Puppentheater Mannheim – mannheimer puppenspiele e.V.

Rückblick


Das Puppentheater soll in seiner bisherigen Form ab Februar 2023 für immer geschlossen werden.

Was für eine ernüchternde Aussage! Eine Spielepoche geht zu Ende!


1957 begann die Ära des Puppentheaters.

Jochem Helfrich und Theo Maret, der Leiter der Theatergemeinde für das Nationaltheater Mannheim und Gleichgesinnte, erweckten es zum Leben. Es wurde somit ein Ableger anderer Art des Nationaltheaters zur Freude von Kindern, Eltern und Großeltern. Die Gegebenheiten zur Jahrtausendwende erforderten jedoch die Auflösung der Theatergemeinde. Dadurch musste eine andere Möglichkeit gefunden werden, das Puppentheater, das Teil der Theatergemeinde war, weiterbestehen zu lassen. Im Jahr 2001/2002 entschlossen sich daher das Spielerteam und die Mitarbeiter, das Puppentheater in Eigenregie zu übernehmen. Unter der Leitung von Heinz von Neuenstein wurde ein Verein gegründet und das Puppentheater als Verein „mannheimer puppenspiele e.V.“ weitergeführt.
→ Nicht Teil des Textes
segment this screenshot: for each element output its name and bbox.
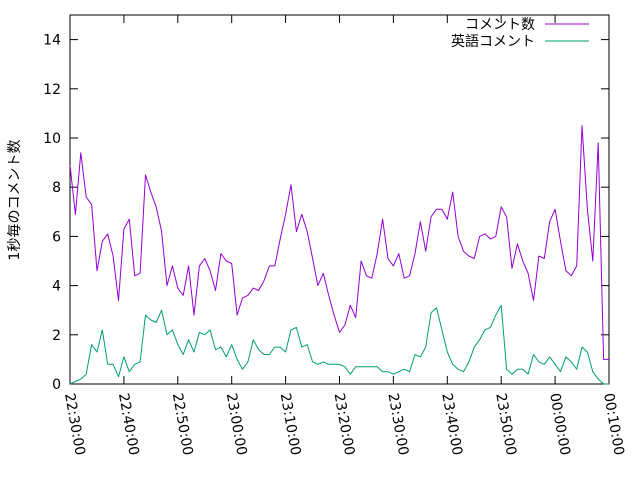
legend-label: コメント数 <box>465 17 535 33</box>
y-tick-label: 2 <box>52 328 61 344</box>
x-tick-label: 23:50:00 <box>492 392 519 457</box>
x-tick-label: 00:10:00 <box>600 392 627 457</box>
y-tick-label: 10 <box>43 131 61 147</box>
x-tick-label: 23:20:00 <box>331 392 358 457</box>
legend-label: 英語コメント <box>451 33 535 50</box>
x-tick-label: 22:30:00 <box>61 392 88 457</box>
x-tick-label: 22:40:00 <box>115 392 142 457</box>
y-tick-label: 6 <box>52 229 61 245</box>
y-axis-label: 1秒毎のコメント数 <box>7 140 23 261</box>
series-lines <box>69 125 609 385</box>
y-tick-label: 14 <box>43 33 61 49</box>
x-tick-label: 22:50:00 <box>169 392 196 457</box>
plot-border <box>69 14 610 385</box>
x-tick-label: 23:10:00 <box>277 392 304 457</box>
series-line-1 <box>69 125 609 360</box>
x-tick-label: 23:00:00 <box>223 392 250 457</box>
series-line-2 <box>69 304 609 385</box>
x-tick-label: 00:00:00 <box>546 392 573 457</box>
x-tick-label: 23:30:00 <box>384 392 411 457</box>
x-tick-label: 23:40:00 <box>438 392 465 457</box>
x-axis: 22:30:00 22:40:00 22:50:00 23:00:00 23:10:00… <box>61 15 627 457</box>
y-axis: 0 2 4 6 8 10 12 14 <box>43 33 609 393</box>
plot-area <box>69 14 610 385</box>
y-tick-label: 0 <box>52 377 61 393</box>
y-tick-label: 4 <box>52 279 61 295</box>
y-tick-label: 12 <box>43 82 61 98</box>
y-tick-label: 8 <box>52 180 61 196</box>
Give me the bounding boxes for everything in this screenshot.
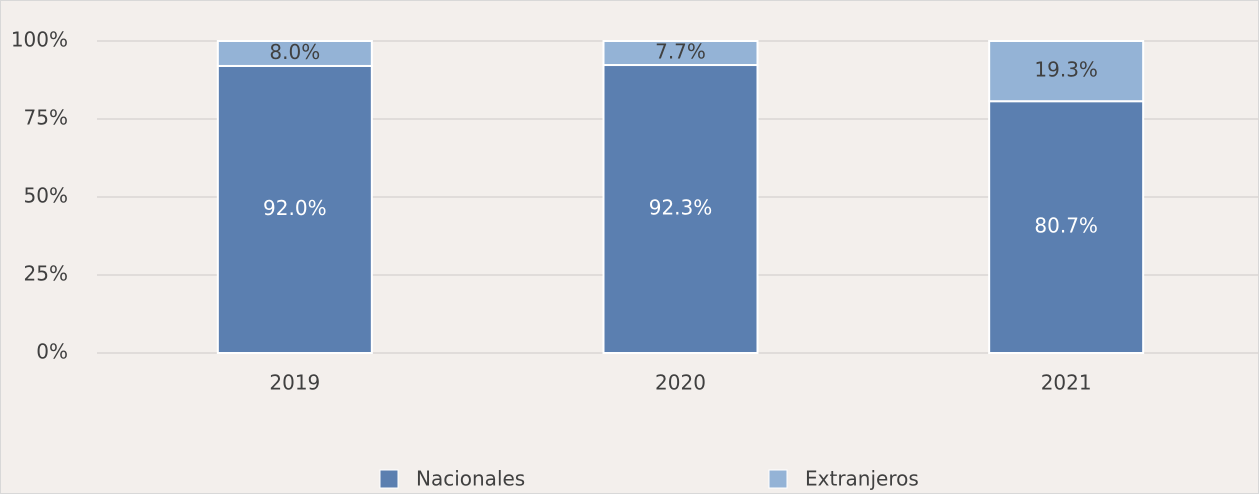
y-tick-label: 75% <box>24 106 68 130</box>
legend-swatch <box>379 469 399 489</box>
data-label: 80.7% <box>1034 214 1098 238</box>
y-tick-label: 50% <box>24 184 68 208</box>
data-label: 8.0% <box>269 40 320 64</box>
data-label: 92.0% <box>263 196 327 220</box>
y-tick-label: 100% <box>11 28 68 52</box>
bar-segment <box>216 40 373 67</box>
bar-segment <box>216 64 373 355</box>
x-tick-label: 2020 <box>655 371 706 395</box>
y-tick-label: 0% <box>36 340 68 364</box>
y-tick-label: 25% <box>24 262 68 286</box>
legend-label: Extranjeros <box>805 467 919 491</box>
legend-label: Nacionales <box>416 467 525 491</box>
legend-swatch <box>768 469 788 489</box>
data-label: 19.3% <box>1034 58 1098 82</box>
bar-segment <box>602 40 759 67</box>
data-label: 92.3% <box>649 196 713 220</box>
x-tick-label: 2021 <box>1041 371 1092 395</box>
bar-segment <box>988 40 1145 103</box>
data-label: 7.7% <box>655 40 706 64</box>
x-tick-label: 2019 <box>269 371 320 395</box>
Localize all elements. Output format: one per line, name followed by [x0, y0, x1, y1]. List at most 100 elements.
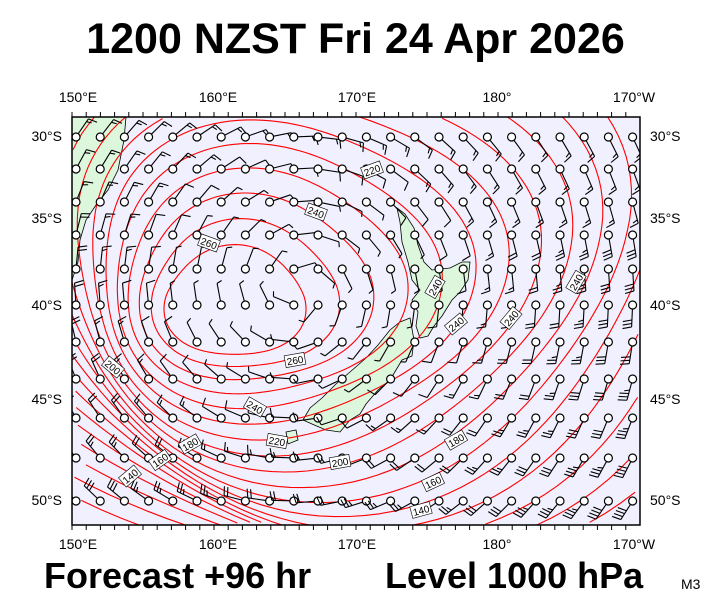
height-contour: [127, 167, 409, 395]
wind-barb: [153, 480, 178, 506]
contour-label: 140: [409, 501, 433, 519]
wind-barb: [72, 213, 91, 240]
wind-barb: [292, 451, 323, 463]
wind-barb: [611, 496, 638, 521]
wind-barb: [482, 230, 495, 262]
wind-barb: [458, 230, 471, 262]
wind-barb: [289, 230, 319, 240]
wind-barb: [269, 407, 299, 423]
wind-barb: [340, 496, 371, 509]
wind-barb: [374, 337, 396, 362]
contour-label-text: 160: [424, 475, 444, 492]
height-contour: [72, 117, 604, 489]
wind-barb: [113, 353, 130, 384]
wind-barb: [410, 164, 432, 193]
contour-label: 220: [360, 160, 384, 180]
wind-barb: [356, 300, 371, 328]
wind-barb: [588, 453, 614, 478]
wind-barb: [434, 132, 456, 161]
height-contour: [163, 244, 307, 355]
wind-barb: [406, 300, 420, 329]
wind-barb: [313, 230, 340, 248]
lat-label-right: 35°S: [650, 210, 681, 226]
wind-barb: [468, 374, 492, 400]
wind-barb: [340, 453, 371, 467]
wind-barb: [410, 197, 429, 227]
wind-barb: [265, 132, 296, 142]
frame-ticks: [71, 112, 627, 530]
wind-barb: [192, 245, 207, 274]
wind-barb: [549, 300, 565, 329]
wind-barb: [552, 264, 565, 295]
wind-barb: [531, 164, 547, 195]
contour-label-text: 240: [447, 315, 467, 334]
lat-label-left: 30°S: [31, 128, 62, 144]
wind-barb: [131, 434, 154, 463]
lat-label-right: 45°S: [650, 391, 681, 407]
wind-barb: [613, 453, 638, 479]
stewart-island-land: [285, 429, 299, 445]
wind-barb: [292, 412, 323, 423]
wind-barb: [603, 132, 619, 163]
wind-barb: [531, 197, 545, 229]
wind-barb: [361, 132, 388, 155]
wind-barb: [293, 337, 323, 350]
contour-label: 140: [118, 464, 142, 488]
wind-barb: [107, 478, 130, 506]
wind-barb: [313, 164, 341, 182]
wind-barb: [168, 280, 178, 310]
wind-barb: [216, 156, 247, 174]
wind-barb: [528, 264, 541, 295]
wind-barb: [329, 300, 347, 327]
lat-label-right: 30°S: [650, 128, 681, 144]
wind-barb: [482, 197, 498, 228]
wind-barb: [240, 129, 272, 142]
wind-barb: [95, 245, 112, 274]
wind-barb: [427, 300, 444, 329]
wind-barb: [72, 180, 94, 207]
contour-label-text: 200: [331, 457, 350, 471]
wind-barb: [85, 433, 105, 463]
wind-barb: [627, 197, 639, 228]
wind-barb: [117, 315, 130, 347]
wind-barb: [566, 413, 589, 439]
wind-barb: [361, 264, 374, 294]
height-contour: [75, 390, 639, 525]
map-title: 1200 NZST Fri 24 Apr 2026: [86, 15, 625, 63]
wind-barb: [507, 197, 521, 229]
contour-label-text: 260: [286, 355, 305, 369]
wind-barb: [94, 316, 105, 347]
lon-label-bottom: 150°E: [59, 536, 97, 552]
wind-barb: [72, 118, 98, 142]
wind-barb: [600, 264, 614, 295]
wind-barb: [451, 300, 468, 329]
wind-barb: [619, 337, 638, 365]
height-contour: [116, 142, 443, 410]
lon-label-bottom: 180°: [483, 536, 512, 552]
wind-barb: [626, 230, 638, 261]
wind-barb: [192, 215, 213, 240]
wind-barb: [386, 164, 409, 191]
wind-barb: [144, 182, 169, 207]
height-contour: [81, 499, 141, 525]
wind-barb: [317, 374, 347, 389]
wind-barb: [480, 264, 492, 295]
wind-barb: [265, 163, 296, 174]
wind-barb: [119, 245, 137, 274]
wind-barb: [438, 496, 468, 515]
height-contour: [105, 119, 477, 425]
wind-barb: [537, 496, 565, 519]
wind-barb: [491, 413, 517, 438]
contour-label: 160: [147, 448, 173, 472]
wind-barb: [163, 315, 178, 347]
wind-barb: [216, 280, 226, 310]
wind-barb: [289, 262, 319, 274]
wind-barb: [119, 150, 146, 174]
height-contour: [72, 117, 574, 473]
wind-barb: [269, 372, 299, 384]
wind-barb: [414, 453, 444, 473]
height-contour: [138, 192, 375, 381]
wind-barb: [72, 316, 81, 347]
Eine Schließung des Theaters hätten sich die Gründer dieser Institution in ihrem damaligen Enthu-siasmus, auch die jeweiligen Spielerteams und alle anderen Mitarbeiter, nicht vorstellen können. Puppenspiel ist Lebensfreude. Es erweckt im Gegenüber Träume, Sehnsüchte, Gefühle, Wärme, Identifikation, Erregung, Selbstfindung, Stellungnahme, … Dieses Wechselspiel sollte, so setzten sie voraus, zu allen Zeiten sowohl Kinder wie Erwachsene anrühren, bewegen und das innere, sensible Empfinden ansprechen. Einmal gegründet, davon gingen sie damals aus, wird diese, für die menschliche Entwicklung wichtige Spielart der Gefühlswelt ins Leben gerufene Institution, sicher auch weitergeführt werden. Sie irrten sich leider!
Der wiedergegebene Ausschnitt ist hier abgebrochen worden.